Chris Riccomini commented on SAMZA-437:
---------------------------------------

I pretty much agree with everything you've said. I just don't think TaskLifecycleListener is a good API. A wrapper around StreamTasks (or other wrappers) provides much better capabilities. This begs the question whether the task wrapper paradigm should be part of the framework or not. The argument for including it in the framework would be to allow the type of ecosystem that you describe. My argument against it would be for simplicity's sake to not include it. If we do see this pattern being common, then we could integrate the concept later. As it is, I've seen only one implementation of TaskLifecycleListener, and it has been replaced by the wrapper-style now.

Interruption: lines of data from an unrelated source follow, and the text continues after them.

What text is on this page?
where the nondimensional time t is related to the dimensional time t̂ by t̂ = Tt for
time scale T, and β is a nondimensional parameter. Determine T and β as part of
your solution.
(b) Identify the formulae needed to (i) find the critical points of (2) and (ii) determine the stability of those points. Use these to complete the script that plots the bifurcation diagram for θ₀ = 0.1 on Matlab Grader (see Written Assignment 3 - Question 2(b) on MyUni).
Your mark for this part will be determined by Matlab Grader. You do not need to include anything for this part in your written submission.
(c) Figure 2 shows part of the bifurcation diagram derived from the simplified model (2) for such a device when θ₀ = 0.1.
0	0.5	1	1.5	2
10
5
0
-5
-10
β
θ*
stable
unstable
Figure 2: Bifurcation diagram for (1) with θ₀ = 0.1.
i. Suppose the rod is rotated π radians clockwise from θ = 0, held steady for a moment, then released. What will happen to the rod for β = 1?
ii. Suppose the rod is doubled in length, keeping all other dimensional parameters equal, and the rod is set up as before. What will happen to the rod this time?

> Remove TaskLifecycleListener
> ----------------------------
>
>                 Key: SAMZA-437
>                 URL: https://issues.apache.org/jira/browse/SAMZA-437
>             Project: Samza
>          Issue Type: Bug
>          Components: container
>            Reporter: Chris Riccomini
>
> We recently had a use case where we needed to wrap the Samza process() method in some code. The TaskLifecycleListener was insufficient to do this. We get a beforeProcess and afterProcess, but what we really wanted was:
> {code}
> def wrapProcess(...) {
>   foo.doSomething(new Wrapper() {
>     task.process(...)
>   })
> }
> {code}
> We ended up just writing a wrapper task, and having the normal code defined via a subtask config:
> {noformat}
> task.class=foo.bar.WrapperTask
> task.subtask.class=foo.bar.NormalTask
> {noformat}
> Both of these tasks implement StreamTask. Samza just sees WrapperTask, and treats it like a normal task. Wrapper task instantiates the subtask, and manages its lifecycle internally.
> This approach seems superior to the TaskLifecycleListener.

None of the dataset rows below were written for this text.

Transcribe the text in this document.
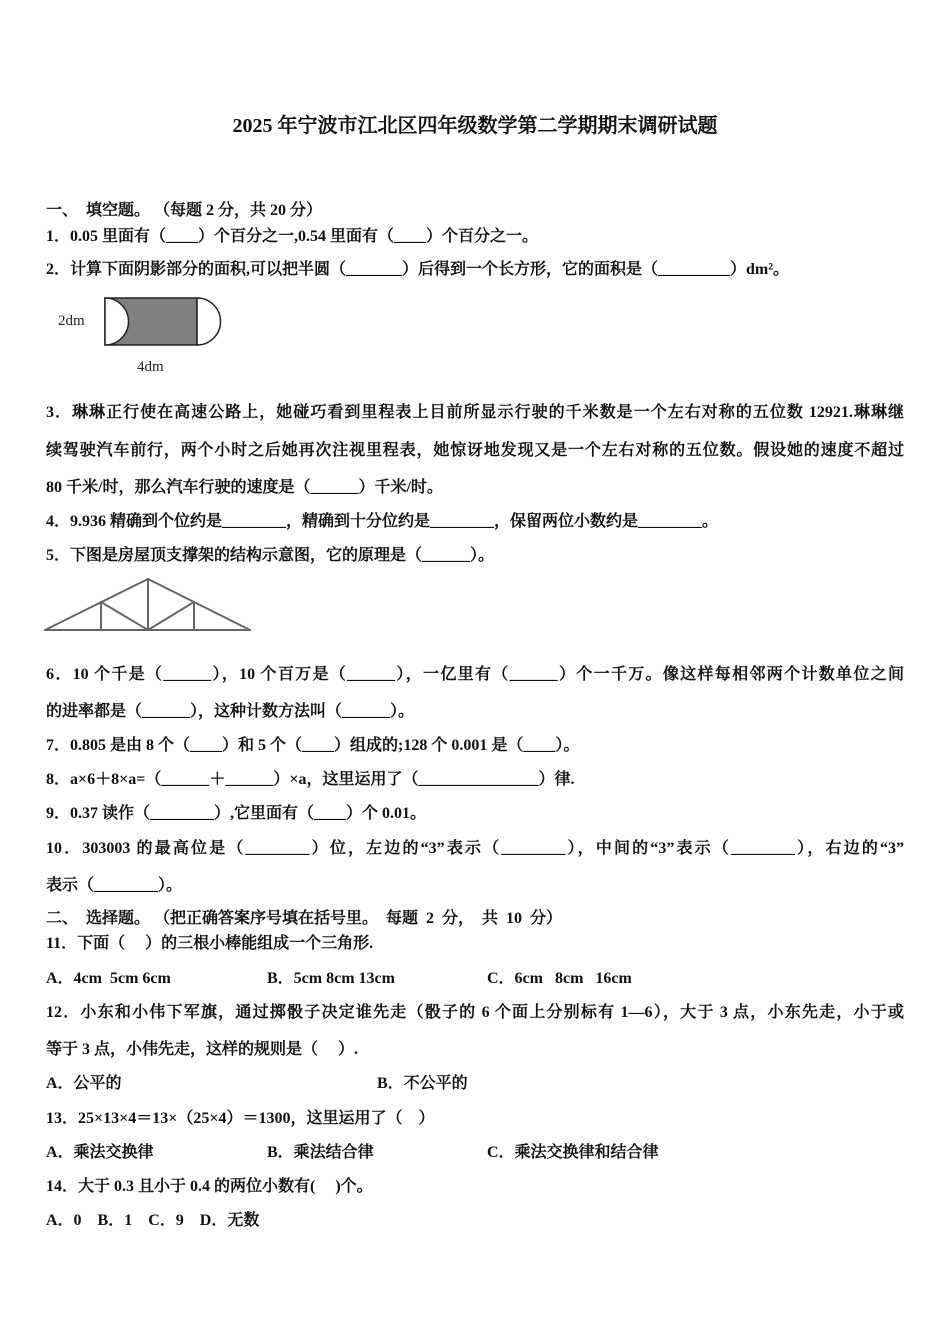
2025 年宁波市江北区四年级数学第二学期期末调研试题
一、  填空题。 （每题 2 分，共 20 分）
1．0.05 里面有（____）个百分之一,0.54 里面有（____）个百分之一。
2．计算下面阴影部分的面积,可以把半圆（_______）后得到一个长方形，它的面积是（_________）dm²。
2dm
4dm
3．琳琳正行使在高速公路上，她碰巧看到里程表上目前所显示行驶的千米数是一个左右对称的五位数 12921.琳琳继
续驾驶汽车前行，两个小时之后她再次注视里程表，她惊讶地发现又是一个左右对称的五位数。假设她的速度不超过
80 千米/时，那么汽车行驶的速度是（______）千米/时。
4．9.936 精确到个位约是________，精确到十分位约是________，保留两位小数约是________。
5．下图是房屋顶支撑架的结构示意图，它的原理是（______）。
6．10 个千是（______），10 个百万是（______），一亿里有（______）个一千万。像这样每相邻两个计数单位之间
的进率都是（______），这种计数方法叫（______）。
7．0.805 是由 8 个（____）和 5 个（____）组成的;128 个 0.001 是（____）。
8．a×6＋8×a=（______＋______）×a，这里运用了（_______________）律.
9．0.37 读作（________）,它里面有（____）个 0.01。
10．303003 的最高位是（________）位，左边的“3”表示（________），中间的“3”表示（________），右边的“3”
表示（________）。
二、  选择题。 （把正确答案序号填在括号里。  每题  2  分，  共  10  分）
11．下面（     ）的三根小棒能组成一个三角形.
A．4cm  5cm 6cm	B．5cm 8cm 13cm	C．6cm   8cm   16cm
12．小东和小伟下军旗，通过掷骰子决定谁先走（骰子的 6 个面上分别标有 1—6），大于 3 点，小东先走，小于或
等于 3 点，小伟先走，这样的规则是（     ）.
A．公平的	B．不公平的
13．25×13×4＝13×（25×4）＝1300，这里运用了（    ）
A．乘法交换律	B．乘法结合律	C．乘法交换律和结合律
14．大于 0.3 且小于 0.4 的两位小数有(     )个。
A．0    B．1    C．9    D．无数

> * Allows tasks to be composed multiple times.
> * Removes this complexity from the Samza framework, and makes it a concern of the job owner.
> * Allows the wrapper task to do things like filtering messages, tweaking configs and serialization, catching exceptions, etc.
> Given this, it seems that TaskLifecycleListener is a degenerate case, and adds complexity to the framework. I propose removing it.